Somehow, I don’t think Darth Vader would approve

Saw this in the grocery store yesterday. Darth Vader promoting yogurt? And strawberry?!

This is not right.



Brain Wilson, the Texas Law Hawk

You just don’t get lawyers like this in Sweden. This guy makes me want to commit a crime in Texas just so I can call.

Cheesus Crust Superstar

This is an actual ad from Pizza Hut in the newspaper in Stockholm. I think it’s funny but I wonder how well it would go over in the U.S.?

I’m interested to see if this is going to go the religious way in further ads or the musical way. I’m waiting for “Red Sauce Story,” “The Sound of Meatballs,” “Sweeny Todd’s Mystery Meat Pizza” (wait, that last one might not work).



Clear and to the point advertising in Sweden.

Swedes like to get right to the point.

The electronic store is called OnOff, grocery store is Konsum (consume) and now this ad for toilet paper is at our subway station.

It says “perfect for your butt.”


Would you choose this man as your barber?



“I wash the hair and then I place the head on my mantel in the basement… yes…. with the others…..yes….”



For those sort-of special occasions

Marriage = Champagne
3rd date = Champale

Job promotion = Champagne
Got to leave work early on a Wednesday = Champale

College graduation = Champagne
Certificate for completing your knitting course = Champale


39 holes?!!

My husband recently got some of my grandfather’s old Life magazines.  As you know, the best part of old magazines are the commercials.  I’ll be posting the best ones now and then.

Today, the race is all about how many blades your razor can have, but back in the 60s, it was about how many holes your iron had!  39 holes?!  My clothes will have much less wrinkles than back when I had only 38!


Once again with the Public Service Announcements

(Disclaimer: I am not trying to make fun of the issues in the announcements – simply the poor quality of the announcements.)

I know I’ve mentioned this before, but what’s happening with these American Public Service Announcements on the radio?  We listen to Internet radio stations in the morning during breakfast, and they are full of these commercials.  Is the whole point to have bad voice-overs and cheesy material so we will remember what was said?  My 2 favorites at the moment:

1. “I remember the day my son slammed the door in my face and told me he hated me.”
Every time I hear this, I laugh after that line.  In fact, I’m not really sure what the announcement is for.  I assume the mom did something awful.  She probably threw out all his comic books or put Little Mermaid sheets on his bed.  Every time I hear this annoying woman talk, I also want to slam a door in her face and tell her I hate her.
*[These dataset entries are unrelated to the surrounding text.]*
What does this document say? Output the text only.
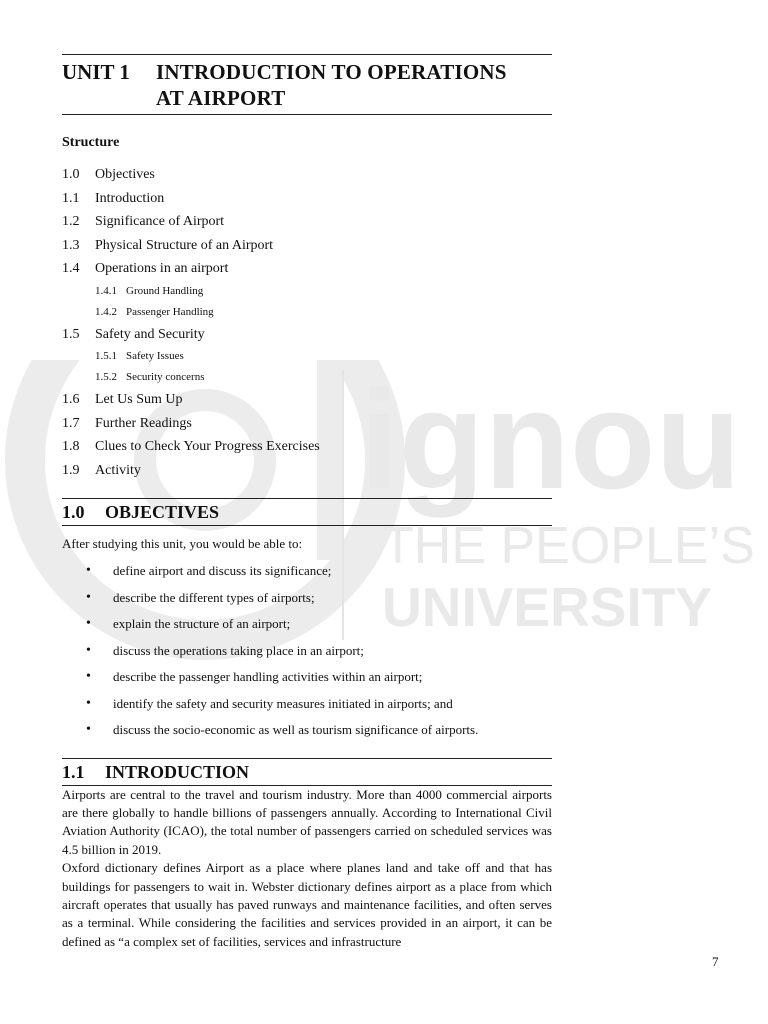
ignou
THE PEOPLE’S
UNIVERSITY
UNIT 1	INTRODUCTION TO OPERATIONS
AT AIRPORT
Structure
1.0	Objectives
1.1	Introduction
1.2	Significance of Airport
1.3	Physical Structure of an Airport
1.4	Operations in an airport
1.4.1 Ground Handling
1.4.2 Passenger Handling
1.5	Safety and Security
1.5.1 Safety Issues
1.5.2 Security concerns
1.6	Let Us Sum Up
1.7	Further Readings
1.8	Clues to Check Your Progress Exercises
1.9	Activity
1.0	OBJECTIVES
After studying this unit, you would be able to:
• define airport and discuss its significance;
• describe the different types of airports;
• explain the structure of an airport;
• discuss the operations taking place in an airport;
• describe the passenger handling activities within an airport;
• identify the safety and security measures initiated in airports; and
• discuss the socio-economic as well as tourism significance of airports.
1.1	INTRODUCTION

Airports are central to the travel and tourism industry. More than 4000 commercial airports are there globally to handle billions of passengers annually. According to International Civil Aviation Authority (ICAO), the total number of passengers carried on scheduled services was 4.5 billion in 2019.

Oxford dictionary defines Airport as a place where planes land and take off and that has buildings for passengers to wait in. Webster dictionary defines airport as a place from which aircraft operates that usually has paved runways and maintenance facilities, and often serves as a terminal. While considering the facilities and services provided in an airport, it can be defined as “a complex set of facilities, services and infrastructure

7
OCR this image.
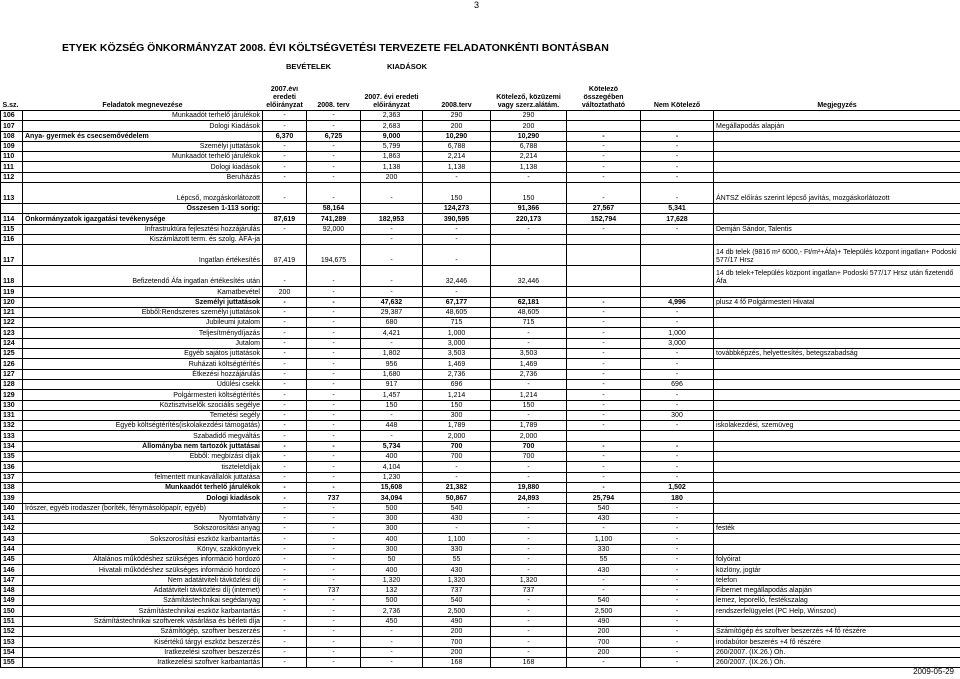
3
ETYEK KÖZSÉG ÖNKORMÁNYZAT 2008. ÉVI KÖLTSÉGVETÉSI TERVEZETE FELADATONKÉNTI BONTÁSBAN
BEVÉTELEK	KIADÁSOK
S.sz.	Feladatok megnevezése	2007.évi eredeti előirányzat	2008. terv	2007. évi eredeti előirányzat	2008.terv	Kötelező, közüzemi vagy szerz.alátám.	Kötelező összegében változtatható	Nem Kötelező	Megjegyzés
106	Munkaadót terhelő járulékok	-	-	2,363	290	290			
107	Dologi Kiadások	-	-	2,683	200	200			Megállapodás alapján
108	Anya- gyermek és csecsemővédelem	6,370	6,725	9,000	10,290	10,290	-	-	
109	Személyi juttatások	-	-	5,799	6,788	6,788	-	-	
110	Munkaadót terhelő járulékok	-	-	1,863	2,214	2,214	-	-	
111	Dologi kiadások	-	-	1,138	1,138	1,138	-	-	
112	Beruházás	-	-	200	-	-	-	-	
113	Lépcső, mozgáskorlátozott	-	-	-	150	150	-	-	ÁNTSZ előírás szerint lépcső javítás, mozgáskorlátozott
	Összesen 1-113 sorig:		58,164		124,273	91,366	27,567	5,341	
114	Önkormányzatok igazgatási tevékenysége	87,619	741,289	182,953	390,595	220,173	152,794	17,628	
115	Infrastruktúra fejlesztési hozzájárulás	-	92,000	-	-	-	-	-	Demján Sándor, Talentis
116	Kiszámlázott term. és szolg. ÁFÁ-ja			-	-				
117	Ingatlan értékesítés	87,419	194,675	-	-				14 db telek (9816 m² 6000,- Ft/m²+Áfa)+ Település központ ingatlan+ Podoski 577/17 Hrsz
118	Befizetendő Áfa ingatlan értékesítés után	-	-	-	32,446	32,446			14 db telek+Település központ ingatlan+ Podoski 577/17 Hrsz után fizetendő Áfa
119	Kamatbevétel	200	-	-	-				
120	Személyi juttatások	-	-	47,632	67,177	62,181	-	4,996	plusz 4 fő Polgármesteri Hivatal
121	Ebből:Rendszeres személyi juttatások	-	-	29,387	48,605	48,605	-	-	
122	Jubileumi jutalom	-	-	680	715	715	-	-	
123	Teljesítménydíjazás	-	-	4,421	1,000	-	-	1,000	
124	Jutalom	-	-	-	3,000	-	-	3,000	
125	Egyéb sajátos juttatások	-	-	1,802	3,503	3,503	-	-	továbbképzés, helyettesítés, betegszabadság
126	Ruházati költségtérítés	-	-	956	1,469	1,469	-	-	
127	Étkezési hozzájárulás	-	-	1,680	2,736	2,736	-	-	
128	Üdülési csekk	-	-	917	696	-	-	696	
129	Polgármesteri költségtérítés	-	-	1,457	1,214	1,214	-	-	
130	Köztisztviselők szociális segélye	-	-	150	150	150	-	-	
131	Temetési segély	-	-	-	300	-	-	300	
132	Egyéb költségtérítés(iskolakezdési támogatás)	-	-	448	1,789	1,789	-	-	iskolakezdési, szemüveg
133	Szabadidő megváltás	-	-	-	2,000	2,000			
134	Állományba nem tartozók juttatásai	-	-	5,734	700	700	-	-	
135	Ebből: megbízási díjak	-	-	400	700	700	-	-	
136	tiszteletdíjak	-	-	4,104	-	-	-	-	
137	felmentett munkavállalók juttatása	-	-	1,230	-	-	-	-	
138	Munkaadót terhelő járulékok	-	-	15,608	21,382	19,880	-	1,502	
139	Dologi kiadások	-	737	34,094	50,867	24,893	25,794	180	
140	Írószer, egyéb irodaszer (boríték, fénymásolópapír, egyéb)	-	-	500	540	-	540	-	
141	Nyomtatvány	-	-	300	430	-	430	-	
142	Sokszorosítási anyag	-	-	300	-	-	-	-	festék
143	Sokszorosítási eszköz karbantartás	-	-	400	1,100	-	1,100	-	
144	Könyv, szakkönyvek	-	-	300	330	-	330	-	
145	Általános működéshez szükséges információ hordozó	-	-	50	55	-	55	-	folyóirat
146	Hivatali működéshez szükséges információ hordozó	-	-	400	430	-	430	-	közlöny, jogtár
147	Nem adatátviteli távközlési díj	-	-	1,320	1,320	1,320	-	-	telefon
148	Adatátviteli távközlési díj (internet)	-	737	132	737	737	-	-	Fibernet megállapodás alapján
149	Számítástechnikai segédanyag	-	-	500	540	-	540	-	lemez, leporelló, festékszalag
150	Számítástechnikai eszköz karbantartás	-	-	2,736	2,500	-	2,500	-	rendszerfelügyelet (PC Help, Winszoc)
151	Számítástechnikai szoftverek vásárlása és bérleti díja	-	-	450	490	-	490	-	
152	Számítógép, szoftver beszerzés	-	-	-	200	-	200	-	Számítógép és szoftver beszerzés +4 fő részére
153	Kisértékű tárgyi eszköz beszerzés	-	-	-	700	-	700	-	irodabútor beszerés +4 fő részére
154	Iratkezelési szoftver beszerzés	-	-	-	200	-	200	-	260/2007. (IX.26.) Öh.
155	Iratkezelési szoftver karbantartás	-	-	-	168	168	-	-	260/2007. (IX.26.) Öh.
2009-05-29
2. “Smile for the picture! C’mon son, smile for the camera! He’s not smiling. Maybe he’s not happy. Maybe he’s hungry. Maybe he’s sad. Maybe he’s tired. Maybe he just doesn’t feel like smiling. Honey… Maybe he has autism!”
Well, I didn’t see that one coming.  Who wrote this nonsense? You know, it’s most likely your baby is sick of this awful dialogue.  Can we roll it back a bit? How about he doesn’t know what the hell a camera is and he doesn’t speak English because he’s a baby!?


Hey lady, I’m not comfortable with this

“Kill me now, kill me now.”  –  Dog



Our internet radio station starting running these American Public Service announcements between songs.  I think that’s going to be it for this station.

This is something we just don’t have in Sweden.  I think it’s because the government assumes we are smart enough to not start fires and to read.  (I will say they don’t trust Swedes with alcohol though. We do have plenty of those announcements.  I don’t blame them.)

But the absolute worst are the American ads about talking to your children.  I’m not talking about the teenager drug talk.  I’m talking about commercials telling parents to speak directly to their 2 – 7 year olds.  My favorite one:

“Wow, look at that big fish.”  “Isn’t the sand soft?”

Voiceover:  You may think this woman is crazy, but she’s actually talking to her 2 year old.  It’s important to talk directly to your small children so they can develop speech and learning skills…..

Really?  The government has to remind people to speak to their children?  How bad are things when people can’t figure that out for themselves?

Sorry for ranting today.  Just really mad I’m going to have  to find a new radio station.